Don't override terminal observation when using AutoResetWrapper #69

PavelCz · 2022-12-28T13:43:52Z

In general, the total number of observations in an episode is always 1 + the number of transitions/actions, because there is always a final next_state observation, which an agent does not act on. The AutoResetWrapper effectively combines several of the episodes of the underlying environment into a single continuing episode.
gym does not anticipate this use case. It will only return a single observation per transition in addition to the very first observation that gets passed the agent, which is generally accessed by calling .reset() after an episode is done. Consequently, if we combine n episodes, the question remains how to handle these n-1 extra observations. This PR modifies the AutoResetWrapper to provide two modes with the following behavior.

Ignore the terminal observation (This is the behavior of AutoResetWrapper prior to this PR):
- When the environment is reset, we simply ignore the terminal observation, save it in the info dict for reference, and return the next observation, which is the first obs of the next episode (the obs returned by the reset).
- One consequence of this is that the final transition of an episode will be one where the reset of the env can be seen in the change of obs to next_obs. This might leak information somewhat to a reward model, especially if the reward is generally provided at the end of the episode (such as in coinrun). Although, prematurely ending an episode without or with a different reward should somewhat lessen this effect.
The new behavior, which amounts to padding the trajectory with an additional transition that happens after the original terminal transition and is dedicated to switching from the end of the previous to the start of the next episode.
- To hopefully help clarify what I mean by this: next_state is the returned value of step. Generally in gym, we override the final next_step when we call reset. Using this behavior, we don’t override anything, instead, we return the final obs as usual and then have an additional timestep that ends in returning the initial obs of the next episode.
- For this added timestep I decided to simply return an empty info dict and reward 0.
- This added transition will still noticeably have observations that contain information regarding the reset of the env. However, this particular transition will never contain meaningful information about the reward of the wrapped environment.

I chose to use the latter behavior as default since it presumably leaks less information.

This PR also has a test case for this new behavior.

PavelCz · 2022-12-28T13:45:20Z

Also pinging @dfilan, since he is using AutoResetWrapper and might have some thoughts.

codecov · 2022-12-28T13:52:52Z

Codecov Report

Merging #69 (b669b1f) into master (dff53ee) will not change coverage.
The diff coverage is 100.00%.

@@            Coverage Diff            @@
##            master       #69   +/-   ##
=========================================
  Coverage   100.00%   100.00%           
=========================================
  Files           26        26           
  Lines         1047      1084   +37     
=========================================
+ Hits          1047      1084   +37

Impacted Files	Coverage Δ
src/seals/util.py	`100.00% <100.00%> (ø)`
tests/test_wrappers.py	`100.00% <100.00%> (ø)`

📣 We’re building smart automated test selection to slash your CI/CD build times. Learn more

dfilan · 2023-01-02T21:39:58Z

(Requested a review from a somewhat random person, sorry if I picked the wrong one)
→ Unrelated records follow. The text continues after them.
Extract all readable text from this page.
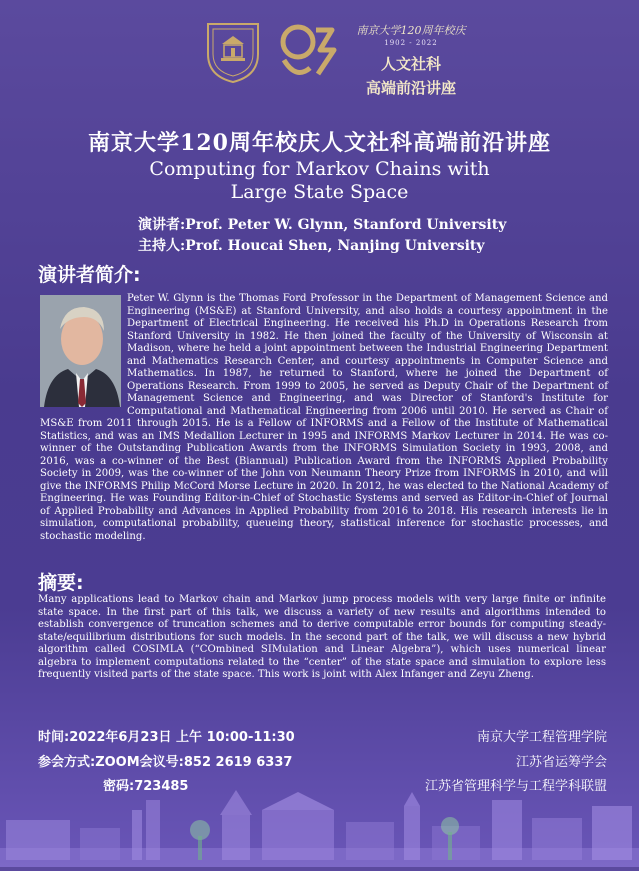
南京大学120周年校庆
1902 - 2022
人文社科
高端前沿讲座
南京大学120周年校庆人文社科高端前沿讲座
Computing for Markov Chains with
Large State Space
演讲者:Prof. Peter W. Glynn, Stanford University
主持人:Prof. Houcai Shen, Nanjing University
演讲者简介:
Peter W. Glynn is the Thomas Ford Professor in the Department of Management Science and Engineering (MS&E) at Stanford University, and also holds a courtesy appointment in the Department of Electrical Engineering. He received his Ph.D in Operations Research from Stanford University in 1982. He then joined the faculty of the University of Wisconsin at Madison, where he held a joint appointment between the Industrial Engineering Department and Mathematics Research Center, and courtesy appointments in Computer Science and Mathematics. In 1987, he returned to Stanford, where he joined the Department of Operations Research. From 1999 to 2005, he served as Deputy Chair of the Department of Management Science and Engineering, and was Director of Stanford's Institute for Computational and Mathematical Engineering from 2006 until 2010. He served as Chair of MS&E from 2011 through 2015. He is a Fellow of INFORMS and a Fellow of the Institute of Mathematical Statistics, and was an IMS Medallion Lecturer in 1995 and INFORMS Markov Lecturer in 2014. He was co-winner of the Outstanding Publication Awards from the INFORMS Simulation Society in 1993, 2008, and 2016, was a co-winner of the Best (Biannual) Publication Award from the INFORMS Applied Probability Society in 2009, was the co-winner of the John von Neumann Theory Prize from INFORMS in 2010, and will give the INFORMS Philip McCord Morse Lecture in 2020. In 2012, he was elected to the National Academy of Engineering. He was Founding Editor-in-Chief of Stochastic Systems and served as Editor-in-Chief of Journal of Applied Probability and Advances in Applied Probability from 2016 to 2018. His research interests lie in simulation, computational probability, queueing theory, statistical inference for stochastic processes, and stochastic modeling.
摘要:
Many applications lead to Markov chain and Markov jump process models with very large finite or infinite state space. In the first part of this talk, we discuss a variety of new results and algorithms intended to establish convergence of truncation schemes and to derive computable error bounds for computing steady-state/equilibrium distributions for such models. In the second part of the talk, we will discuss a new hybrid algorithm called COSIMLA (“COmbined SIMulation and Linear Algebra”), which uses numerical linear algebra to implement computations related to the “center” of the state space and simulation to explore less frequently visited parts of the state space. This work is joint with Alex Infanger and Zeyu Zheng.
时间:2022年6月23日 上午 10:00-11:30
参会方式:ZOOM会议号:852 2619 6337
密码:723485
南京大学工程管理学院
江苏省运筹学会
江苏省管理科学与工程学科联盟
Rocamonde · 2023-01-13T12:56:52Z

Since you're changing the default behavior, this is a breaking change in the API, so I'm thinking we might want to bump the version to 0.2.x. What do you think, @AdamGleave?

Rocamonde · 2023-01-13T13:22:31Z

The code does seem to do what you intend it to do, I'm just a bit confused about the mathematical reasoning behind this.

The default behavior of ignoring the terminal observation and replacing it with a reset seems bad since one is introducing a trajectory fragment where the learner might think that the action that in reality leads to the terminal state appears to lead to a uniformly sampled initial state, which is also non-physical. But in your modification, ignoring the action the user takes conditioned on the terminal observation effectively does the same thing (introduce a fake transition), with the only difference that the terminal observation is still in the outer trajectory data.

I guess an argument in favor of the modifications is that the behavior of the agent in transitions beyond termination should not be relied upon in any case, so it doesn't matter if the algorithm doesn't learn anything sensible beyond terminal observations; but for trajectory fragments part of the POMDP, you don't want to be excluding important information.

You're also manually injecting a reward of zero, which seems fine for many cases, but probably not OK to assume all reward functions are positive semi definite.

Please, do correct me if I'm misunderstanding anything!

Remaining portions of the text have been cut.